I’m back in the office at Alten. In the morning, we have a planning meeting for one of our internal projects. The goal of this project is to develop a monitoring application for train control systems that runs on a built-in display in public transport vehicles. The scope of the project is defined in detail since we’re building an exact replacement for the existing application that runs on obsolete hardware. The main focus is the short project timeline. I’m fortunate to work with a very enthusiastic project team that enjoys this challenge.

During the sprint planning, we select the work packages for the next iteration based upon the overall project phasing as discussed with the client and the main technical challenges that remain. Later that day, I prepare a project dashboard and send it to the client. The dashboard gives an overview of the current progress in the work packages, the expected delivery date, the financial status and the main project risks.


The last day of the week is also at Alten.

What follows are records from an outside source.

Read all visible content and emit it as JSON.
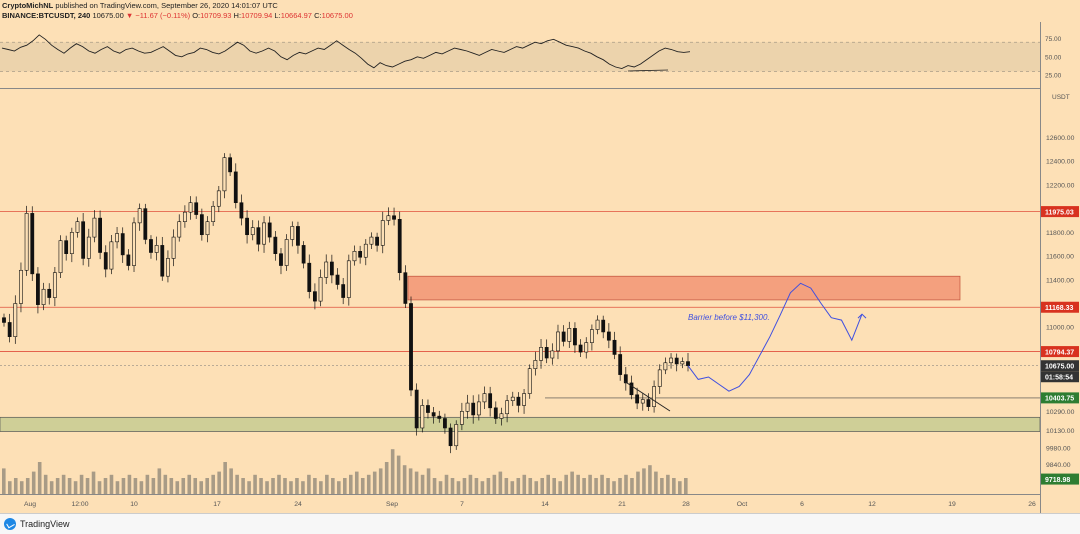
{
  "header": {
    "author": "CryptoMichNL",
    "published": " published on TradingView.com, September 26, 2020 14:01:07 UTC",
    "symbol": "BINANCE:BTCUSDT, 240",
    "last": "10675.00",
    "change": "▼ −11.67 (−0.11%)",
    "o_label": "O:",
    "o": "10709.93",
    "h_label": "H:",
    "h": "10709.94",
    "l_label": "L:",
    "l": "10664.97",
    "c_label": "C:",
    "c": "10675.00"
  },
  "footer": {
    "brand": "TradingView"
  },
  "colors": {
    "background": "#fde0b6",
    "rsi_band": "#ecd3ac",
    "resistance_zone": "#f4a07e",
    "support_zone": "#cfcf97",
    "hline": "#e0503c",
    "projection": "#3f4fe0",
    "volume": "#a89b86"
  },
  "chart_data": [
    {
      "type": "line",
      "name": "RSI",
      "y_ticks": [
        "75.00",
        "50.00",
        "25.00"
      ],
      "ylim": [
        10,
        95
      ],
      "band": [
        30,
        70
      ],
      "values": [
        62,
        60,
        58,
        63,
        66,
        72,
        80,
        74,
        66,
        60,
        55,
        62,
        68,
        64,
        58,
        55,
        60,
        64,
        58,
        55,
        60,
        62,
        58,
        55,
        56,
        60,
        64,
        58,
        52,
        50,
        54,
        56,
        62,
        60,
        56,
        54,
        58,
        64,
        70,
        66,
        58,
        55,
        58,
        62,
        58,
        50,
        46,
        52,
        56,
        54,
        58,
        62,
        60,
        66,
        72,
        66,
        60,
        55,
        48,
        40,
        35,
        42,
        38,
        36,
        40,
        44,
        46,
        50,
        48,
        52,
        56,
        54,
        58,
        62,
        60,
        58,
        55,
        52,
        56,
        60,
        58,
        56,
        60,
        64,
        62,
        66,
        70,
        68,
        72,
        74,
        70,
        66,
        64,
        62,
        58,
        55,
        50,
        46,
        40,
        36,
        34,
        38,
        36,
        40,
        46,
        52,
        58,
        62,
        60,
        57,
        56,
        57
      ]
    },
    {
      "type": "table",
      "name": "BTCUSDT price chart",
      "y_axis_unit": "USDT",
      "y_ticks": [
        "12600.00",
        "12400.00",
        "12200.00",
        "11800.00",
        "11600.00",
        "11400.00",
        "11000.00",
        "10290.00",
        "10130.00",
        "9980.00",
        "9840.00"
      ],
      "x_ticks": [
        "Aug",
        "12:00",
        "10",
        "17",
        "24",
        "Sep",
        "7",
        "14",
        "21",
        "28",
        "Oct",
        "6",
        "12",
        "19",
        "26"
      ],
      "ylim": [
        9610,
        12950
      ],
      "price_labels": [
        {
          "label": "11975.03",
          "kind": "red"
        },
        {
          "label": "11168.33",
          "kind": "red"
        },
        {
          "label": "10794.37",
          "kind": "red"
        },
        {
          "label": "10675.00",
          "kind": "dark"
        },
        {
          "label": "01:58:54",
          "kind": "dark"
        },
        {
          "label": "10403.75",
          "kind": "green"
        },
        {
          "label": "9718.98",
          "kind": "green"
        }
      ],
      "annotation": "Barrier before $11,300.",
      "resistance_zone": [
        11230,
        11430
      ],
      "support_zone": [
        10120,
        10240
      ],
      "close_series": [
        11040,
        10920,
        11200,
        11480,
        11960,
        11450,
        11190,
        11320,
        11250,
        11460,
        11730,
        11620,
        11800,
        11890,
        11580,
        11760,
        11920,
        11630,
        11490,
        11720,
        11790,
        11610,
        11520,
        11880,
        12000,
        11740,
        11630,
        11690,
        11430,
        11580,
        11760,
        11890,
        11970,
        12050,
        11950,
        11780,
        11890,
        12020,
        12150,
        12430,
        12310,
        12050,
        11920,
        11780,
        11840,
        11700,
        11880,
        11760,
        11620,
        11520,
        11740,
        11850,
        11690,
        11540,
        11300,
        11220,
        11420,
        11550,
        11440,
        11360,
        11250,
        11560,
        11640,
        11590,
        11700,
        11760,
        11690,
        11900,
        11940,
        11910,
        11460,
        11200,
        10470,
        10150,
        10340,
        10280,
        10250,
        10230,
        10150,
        10000,
        10180,
        10290,
        10360,
        10260,
        10370,
        10440,
        10320,
        10230,
        10270,
        10380,
        10410,
        10340,
        10440,
        10650,
        10720,
        10830,
        10740,
        10800,
        10960,
        10880,
        10990,
        10850,
        10790,
        10870,
        10980,
        11060,
        10960,
        10890,
        10770,
        10600,
        10530,
        10430,
        10360,
        10390,
        10330,
        10500,
        10640,
        10700,
        10740,
        10690,
        10710,
        10675
      ],
      "volume": [
        8,
        4,
        5,
        4,
        5,
        7,
        10,
        6,
        4,
        5,
        6,
        5,
        4,
        6,
        5,
        7,
        4,
        5,
        6,
        4,
        5,
        6,
        5,
        4,
        6,
        5,
        8,
        6,
        5,
        4,
        5,
        6,
        5,
        4,
        5,
        6,
        7,
        10,
        8,
        6,
        5,
        4,
        6,
        5,
        4,
        5,
        6,
        5,
        4,
        5,
        4,
        6,
        5,
        4,
        6,
        5,
        4,
        5,
        6,
        7,
        5,
        6,
        7,
        8,
        10,
        14,
        12,
        9,
        8,
        7,
        6,
        8,
        5,
        4,
        6,
        5,
        4,
        5,
        6,
        5,
        4,
        5,
        6,
        7,
        5,
        4,
        5,
        6,
        5,
        4,
        5,
        6,
        5,
        4,
        6,
        7,
        6,
        5,
        6,
        5,
        6,
        5,
        4,
        5,
        6,
        5,
        7,
        8,
        9,
        7,
        5,
        6,
        5,
        4,
        5
      ],
      "projection": [
        10675,
        10560,
        10580,
        10520,
        10460,
        10500,
        10600,
        10760,
        10920,
        11100,
        11290,
        11370,
        11330,
        11200,
        11080,
        11060,
        10890,
        11110
      ]
    }
  ]
}
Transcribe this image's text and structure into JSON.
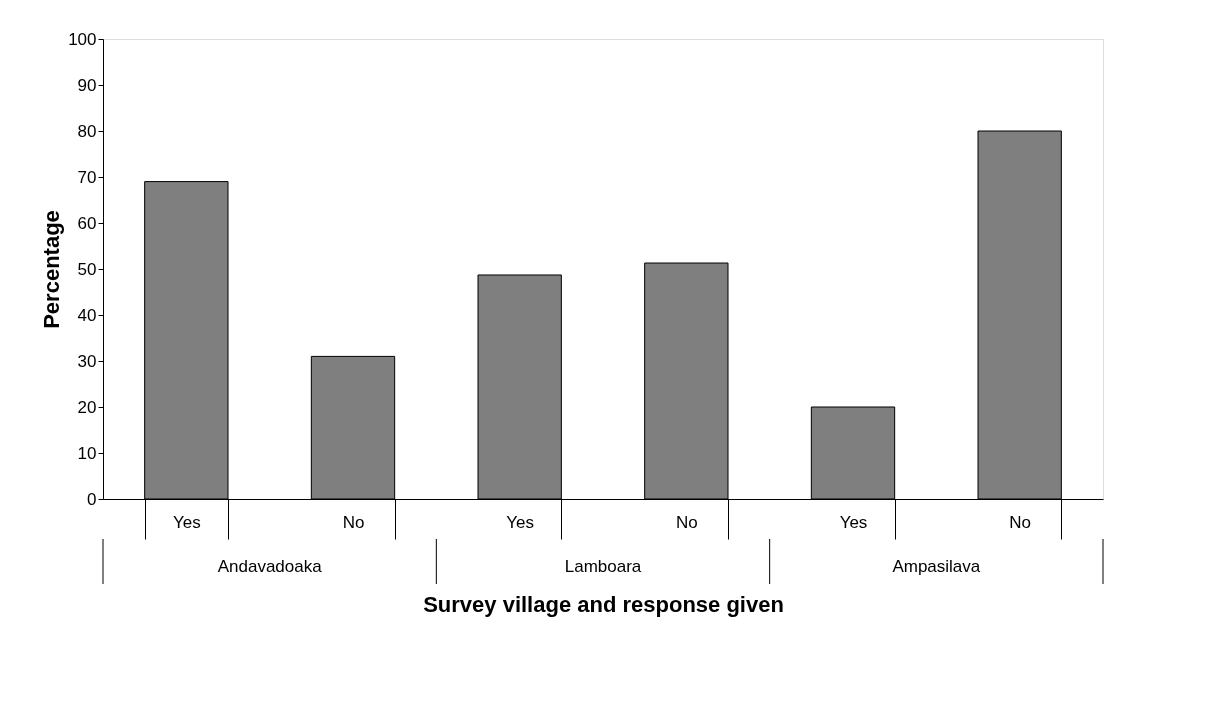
{
  "chart_data": {
    "type": "bar",
    "xlabel": "Survey village and response given",
    "ylabel": "Percentage",
    "categories": [
      "Yes",
      "No",
      "Yes",
      "No",
      "Yes",
      "No"
    ],
    "values": [
      69,
      31,
      48.7,
      51.3,
      20,
      80
    ],
    "color": "#7f7f7f",
    "annotations": [
      "Andavadoaka",
      "Lamboara",
      "Ampasilava"
    ],
    "ylim": [
      0,
      100
    ],
    "yticks": [
      0,
      10,
      20,
      30,
      40,
      50,
      60,
      70,
      80,
      90,
      100
    ],
    "grid": false
  }
}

In the morning, I have a regular progress meeting with the customer of the train monitoring application. We start with a demonstration of the current state of the project. Next, we go through all aspects in the dashboard I sent out the day before. We have a short discussion about the various options to update the application on the built-in display using a service laptop. We decide that some of the options need further technical investigation.

After the meeting, I have a short talk with the I-See project team. In this project, we’ve developed firmware, apps and a cloud solution for smart glasses. The project is almost completed, and we only have some support activities left. The rest of the day, I have some informal discussions about the other ADC projects and update their status in the traffic light summary for next week.

After an exciting, dynamic week with a variety of projects and activities, we end the day with a short drink to celebrate the progress made and the start of the weekend.